MongoDB在聚合上使用两个展开来获取重复计数的值

Question

我有一个像这样的数据集：

{
    "_id" : ObjectId("5bacc9295af10e2764648baa"),
    "slug" : ["Maruti", "Honda"],
    "page" : "Ford"
},
{
    "_id" : ObjectId("5bacc9295af10e2764648bab"),
    "slug" : ["Maruti", "Honda", "Tata"],
    "page" : "Hyundai"
},
{
    "_id" : ObjectId("5bacc9295af10e2764648bac"),
    "slug" : ["Maruti"],
    "page" : "Ford"
},
{
    "_id" : ObjectId("5bacc9295af10e2764648bad"),
    "slug" : ["Ford", "Hyundai"],
    "page" : "Tata"
}

现在，如果我想获取Page的重复计数，那么我将像这样进行汇总查询：

MyCollectionName.aggregate([
      { $unwind: { path: "$page" } },
      { $group: { _id: "$page", count: { $sum: 1 } } },
      {
        $project: {
          _id: 0,
          vehiclename: "$_id",
          count: { $multiply: ["$count", 1] }
        }
      },
      { $sort: { count: -1 } }
    ])
    .then(data => {
         console.log(data)
         //get the result like this which is fine
         [
           { vehiclename : 'Ford', count: 2},
           { vehiclename : 'Hyundai', count: 1},
           { vehiclename : 'Tata', count: 1}
         ]
     })
     .catch(e => {
       console.log(e)
      })

类似地，如果我对Slug进行查询，那么我的查询将如下所示：

MyCollectionName.aggregate([
      { $unwind: { path: "$slug" } },
      { $group: { _id: "$slug", count: { $sum: 1 } } },
      {
        $project: {
          _id: 0,
          vehiclename: "$_id",
          count: { $multiply: ["$count", 1] }
        }
      },
      { $sort: { count: -1 } }
    ])
    .then(data => {
         console.log(data)
         //get the result like this which is fine
         [
           { vehiclename : 'Maruti', count: 3},
           { vehiclename : 'Honda', count: 2},
           { vehiclename : 'Tata', count: 1},
           { vehiclename : 'Ford', count: 1},
           { vehiclename : 'Hyundai', count: 1}
         ]
     })
     .catch(e => {
       console.log(e)
      })

现在我要在单个查询而不是单独查询上执行此操作。

我对使用unwind和在单个查询中获得两个组合值后感到困惑。

所需的输出将如下所示：

[
 { vehiclename : 'Maruti', count: 3},
 { vehiclename : 'Ford', count: 3},
 { vehiclename : 'Honda', count: 2},
 { vehiclename : 'Tata', count: 2},        
 { vehiclename : 'Hyundai', count: 1}
]

真的很感谢任何帮助。

Answer 1

我找到了解决方案。
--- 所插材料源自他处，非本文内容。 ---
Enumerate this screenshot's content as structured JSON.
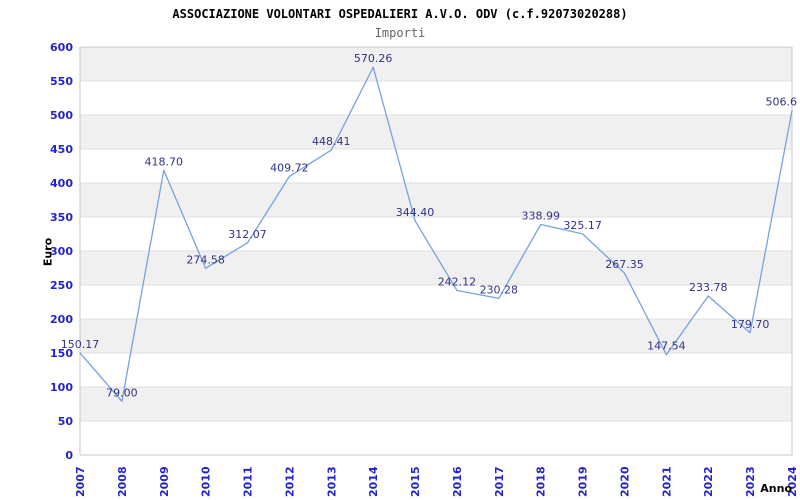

如果我做错了，请通知。.

MyCollectionName.aggregate([
      {
        $facet: {
          groupByPage: [
            { $unwind: "$page" },
            {
              $group: {
                _id: "$page",
                count: { $sum: 1 }
              }
            }
          ],
          groupBySlug: [
            { $unwind: "$slug" },
            {
              $group: {
                _id: "$slug",
                count: { $sum: 1 }
              }
            }
          ]
        }
      },
      {
        $project: {
          pages: {
            $concatArrays: ["$groupByPage", "$groupBySlug"]
          }
        }
      },
      { $unwind: "$pages" },
      {
        $group: {
          _id: "$pages._id",
          count: { $sum: "$pages.count" }
        }
      },
      { $sort: { count: -1 } }
    ])
    .then(data => {
         console.log(data)             
     })
     .catch(e => {
       console.log(e)
      })